Let X be a positive r.v, and let A an event with positive measure. For the law of total expectation it is possible to express the expectation as:
\begin{equation}
\mathbb{E}[X]=\mathbb{E}[X|A]\mathbb{P}(A)+\mathbb{E}[X|A^c]\mathbb{P}(A^c)
\end{equation}
Assume now B to be another event such that $A \subset B $. Conditioning $X$ on $B$, I should obtain:
\begin{split}
\mathbb{E}[X | B]=\mathbb{E}[X|A,B]\mathbb{P}(A|B)+\mathbb{E}[X|A^c,B]\mathbb{P}(A^c|B)= \\
\mathbb{E}[X | B]=\mathbb{E}[X|A]\mathbb{P}(A)/\mathbb{P}(B)+\mathbb{E}[X|A^c,B]\mathbb{P}(A^c|B) \\
\end{split}
Assume now,
- $\mathbb{E}[X|A]>\mathbb{E}[X]$
- $\mathbb{E}[X|A^c,B]<\mathbb{E}[X|A^c]<\mathbb{E}[X]$
I want to prove whether $\mathbb{E}[X|B]>\mathbb{E}[X]$. This seems logical to me, since $\mathbb{E}[X|A]$ is bigger than $\mathbb{E}[X]$ and we increase the probability of this event. At the same time, however, $\mathbb{E}[X|A^c,B]$ decreases. In addition, if this is not the case, is there a lower bound
for $\mathbb{E}[X|A^c,B]$ such that $\mathbb{E}[X|B]>\mathbb{E}[X]$?
Best Answer
As you noted:
$$\begin{align}\mathbf{E}[X\mid B]&=\mathbf{E}[X\mid B\cap A]\mathbf{P}[A\mid B]+\mathbf{E}[X\mid B\cap A^c]\mathbf{P}[A^c\mid B]\\ &=\mathbf{E}[X\mid A]\mathbf{P}[A]+\mathbf{E}[X\mid B\cap A^c]\mathbf{P}[A^c\mid B]\end{align}$$
Now as you may notice, the condition $\mathbf{E}[X\mid A]>\mathbf{E}[X]$ is not sufficient to prove that $\mathbf{E}[X\mid B]>\mathbf{E}[X]$ (just pick some event $A$ ridiculously small). Also, the additional assumption that $\mathbf{E}[X\mid B\cap A^c]$ is small won't help in order to prove that $\mathbf{E}[X\mid B]$ is large!

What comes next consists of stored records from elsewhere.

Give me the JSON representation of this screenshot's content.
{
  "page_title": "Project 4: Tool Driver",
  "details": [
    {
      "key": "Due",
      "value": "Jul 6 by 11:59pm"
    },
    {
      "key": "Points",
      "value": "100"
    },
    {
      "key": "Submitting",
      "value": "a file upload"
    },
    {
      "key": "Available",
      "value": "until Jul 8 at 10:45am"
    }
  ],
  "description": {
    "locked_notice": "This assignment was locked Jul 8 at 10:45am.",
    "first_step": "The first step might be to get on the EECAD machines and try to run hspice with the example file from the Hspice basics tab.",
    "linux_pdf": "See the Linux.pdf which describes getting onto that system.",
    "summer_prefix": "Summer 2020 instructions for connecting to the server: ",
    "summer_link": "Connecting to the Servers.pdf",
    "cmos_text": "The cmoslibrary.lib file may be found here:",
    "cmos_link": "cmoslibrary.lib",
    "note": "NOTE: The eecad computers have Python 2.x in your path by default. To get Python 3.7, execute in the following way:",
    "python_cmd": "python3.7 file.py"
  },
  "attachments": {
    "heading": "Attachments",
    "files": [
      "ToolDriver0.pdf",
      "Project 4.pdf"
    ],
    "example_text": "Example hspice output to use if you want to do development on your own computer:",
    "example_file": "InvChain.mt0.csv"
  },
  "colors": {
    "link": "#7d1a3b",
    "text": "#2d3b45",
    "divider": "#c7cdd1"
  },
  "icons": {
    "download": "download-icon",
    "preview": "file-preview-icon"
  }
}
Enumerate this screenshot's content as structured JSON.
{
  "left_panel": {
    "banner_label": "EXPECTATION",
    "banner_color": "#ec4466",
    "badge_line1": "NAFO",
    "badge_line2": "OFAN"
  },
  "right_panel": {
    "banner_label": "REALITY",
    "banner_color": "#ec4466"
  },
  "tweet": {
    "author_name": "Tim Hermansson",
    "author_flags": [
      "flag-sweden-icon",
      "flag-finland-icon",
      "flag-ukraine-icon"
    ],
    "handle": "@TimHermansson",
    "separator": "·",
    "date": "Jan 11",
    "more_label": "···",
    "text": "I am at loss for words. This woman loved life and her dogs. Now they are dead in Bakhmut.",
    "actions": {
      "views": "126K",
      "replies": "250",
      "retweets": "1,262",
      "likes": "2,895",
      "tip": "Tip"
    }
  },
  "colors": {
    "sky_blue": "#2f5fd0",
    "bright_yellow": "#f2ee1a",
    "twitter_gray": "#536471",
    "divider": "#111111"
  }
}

If you want to have $\mathbf{E}[X\mid B]>\mathbf{E}[X]$, you need to have:
$$\mathbf{E}[X\mid B\cap A^c]>\frac{\mathbf{E}[X]-\mathbf{E}[X\mid A]\mathbf{P}[A]}{\mathbf{P}[A^c\mid B]}$$
And if you already know that $\mathbf{E}[X\mid A]>\mathbf{E}[X]$, a sufficient condition for $\mathbf{E}[X\mid B]>\mathbf{E}[X]$ to hold is:
$$\mathbf{E}[X\mid B\cap A^c]>\mathbf{E}[X]\frac{1-\mathbf{P}[A]}{\mathbf{P}[A^c\mid B]}=\frac{\mathbf{E}[X]\mathbf{P}[A^c]\mathbf{P}[B]}{\mathbf{P}[A^c\cap B]}$$
You can't do much better than that in general.